I think there are more fundamental problems with the site and the way it
works.

I replied to this post <http://news.ycombinator.com/item?id=4488561> yesterday
explaining what I think the issues are. Because I think it applies here as
well, I'll re-post it below.

\--------- I'm not sure how submissions like this are still showing up so
commonly or how they arrive at the top of the list. If ever there was a
community of people capable of solving the problem of "improving HN", this is
the one. I supply a problem statement and solution below.

Problem: HN has problems which seem not to get fixed despite recommendations
made to the maintainer(s?). Why? I suspect it's because maintaining HN is one
of the lowest priority jobs to the maintainer of HN. The guy is busy! Fixing
problems or implementing possible features quickly would have very low ROI to
such a person. This isn't to say that he(they?) doesn't care - just doesn't
have time because his other responsibilities are actual responsibilities, not
a hobby. This is the equivalent of hiring an independently wealthy person to
work for your company. The person may really like working for you, but you
can't rely on them.
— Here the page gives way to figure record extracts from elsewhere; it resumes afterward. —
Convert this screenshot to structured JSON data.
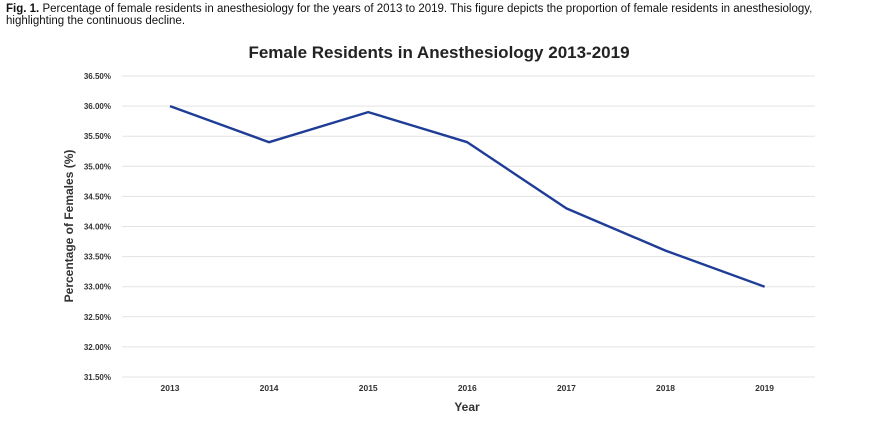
{
  "caption": {
    "label": "Fig. 1.",
    "text": "Percentage of female residents in anesthesiology for the years of 2013 to 2019. This figure depicts the proportion of female residents in anesthesiology, highlighting the continuous decline."
  },
  "chart_data": {
    "type": "line",
    "title": "Female Residents in Anesthesiology 2013-2019",
    "xlabel": "Year",
    "ylabel": "Percentage of Females (%)",
    "categories": [
      "2013",
      "2014",
      "2015",
      "2016",
      "2017",
      "2018",
      "2019"
    ],
    "series": [
      {
        "values": [
          36.0,
          35.4,
          35.9,
          35.4,
          34.3,
          33.6,
          33.0
        ]
      }
    ],
    "ylim": [
      31.5,
      36.5
    ],
    "yticks": [
      "31.50%",
      "32.00%",
      "32.50%",
      "33.00%",
      "33.50%",
      "34.00%",
      "34.50%",
      "35.00%",
      "35.50%",
      "36.00%",
      "36.50%"
    ],
    "grid": true,
    "line_color": "#1f3d96"
  }
}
They have little incentive to stick around if they get
even slightly bored.

Solution: Make a new one. Someone make something better. You know where your
primary audience lives (here) so you know where to find users. Monetize it in
some way so that I know you'll keep working on it. Make it your full time gig.
With the number of users you could get, you wouldn't have to ask for much. A
donation model would probably pay you a pretty good salary. Be nice to the
community and make reasonable attempts to fix the issues they bring up.
They'll probably even help you fix them if you need them to. \---------

As you can see, I think the problems are more low-level. For example, I don't
have a lot of karma. I don't submit things but I do comment occasionally. I've
never been in an uncivil argument on here and I feel I carry myself in a way
that benefits the community. But because of how the HN application works, I
can't down vote. I'm not saying that the ability to down vote would fix the
issues, but it's one small part of it. Reddit gives everyone the ability to
down vote and most comments/submissions which are considered inappropriate
(mind you Reddit necessarily has a higher tolerance do to variety of content)
get down voted out of site so that the majority of users never perceive it as
even being a problem. This is all because Reddit arms it's users with the
tools to make Reddit what they want it to be.
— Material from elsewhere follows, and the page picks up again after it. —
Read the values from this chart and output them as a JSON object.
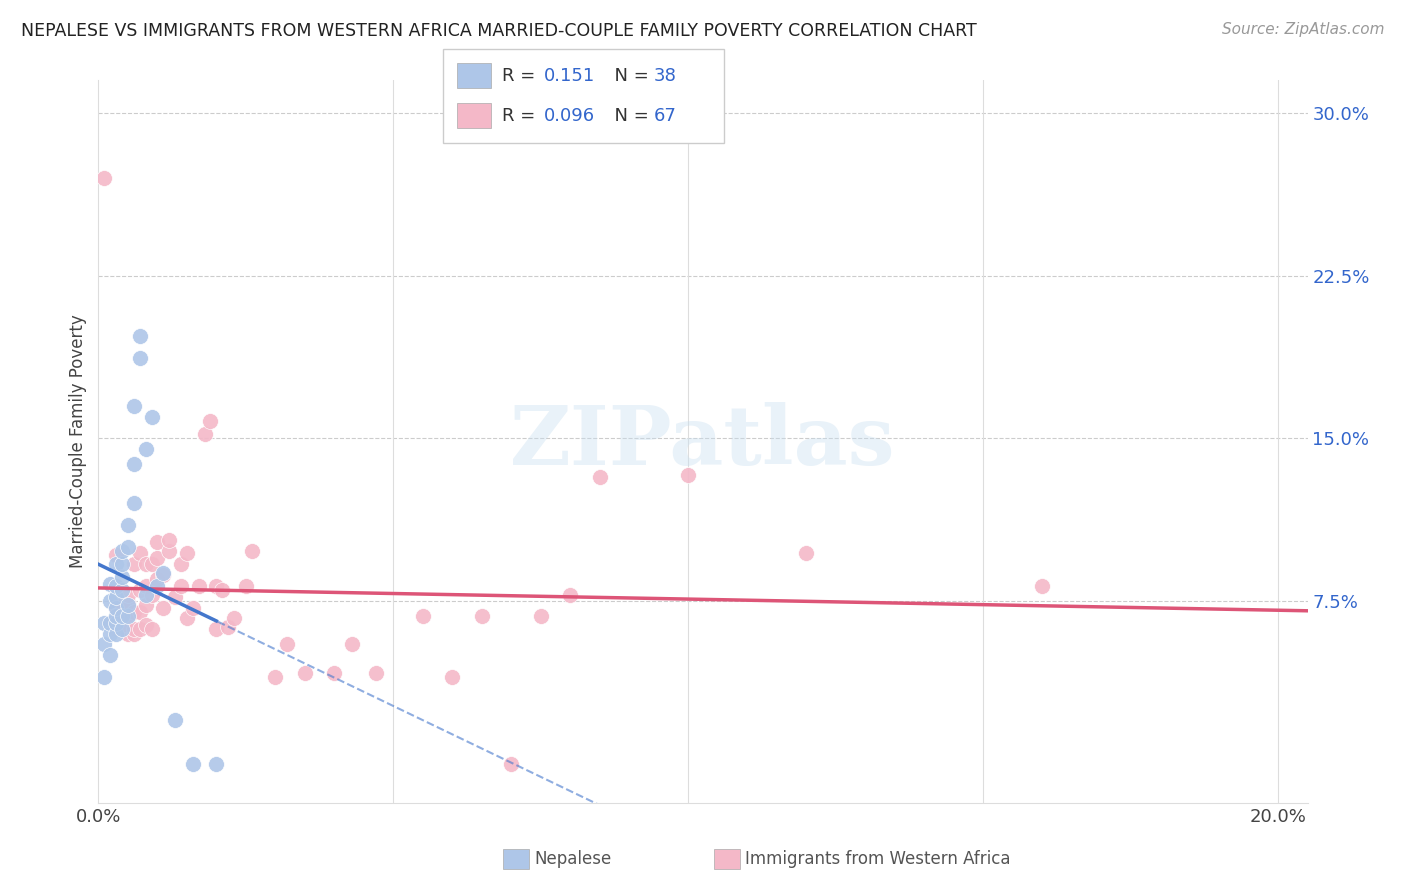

I could gain the ability to down vote on HN by getting more karma but I have
no idea what amount I'm trying to get and I would likely find myself posting
things just to get there which would also bring the overall quality of HN
down.

Reddit also allows the posting of rules in a prominent location where everyone
could see them. That's what this post needs. You've created good guidelines.
Throughout the day, they will get better as people pick them apart and add
their opinions. By the end of the day, these rules would probably be suitable
for posting prominently in the side bar of all pages within the HN app. But
they won't be. They'll fall to the bottom and be forgotten. It's unfortunate.

We could ask the maintainer to post it prominently on the side of the pages,
but it's very unlikely to happen as it would take some UI tweaks, etc.. The
point is, we need an application that lives and breathes. One which changes
when it needs to. If for no other reason than to test theories about what
_may_ help. We need a HN that is the full-time job of someone, not a side
project.

[edited for clarity and typos]

------
richardofyork
Your points below are well noted, and I am confident we can clean up our act
before it gets out of control.

I did not know posts are more unlikely to make it to the front page, thanks
for the tip. I will create a blog post from my HN post and I will submit the
blog post to HN next week. I am hopeful we will get the participation of many
HN users.

------
phaus
I agree with you, but thus far I have been reluctant to "call out" anyone, as
we aren't supposed to comment if we can't add to the conversation.

Something does need to change though, just the other day someone responded to
a post by simply calling the OP a "fag." While this type of behavior is common
on many sites, I sincerely hope that it remains a rarity in our community.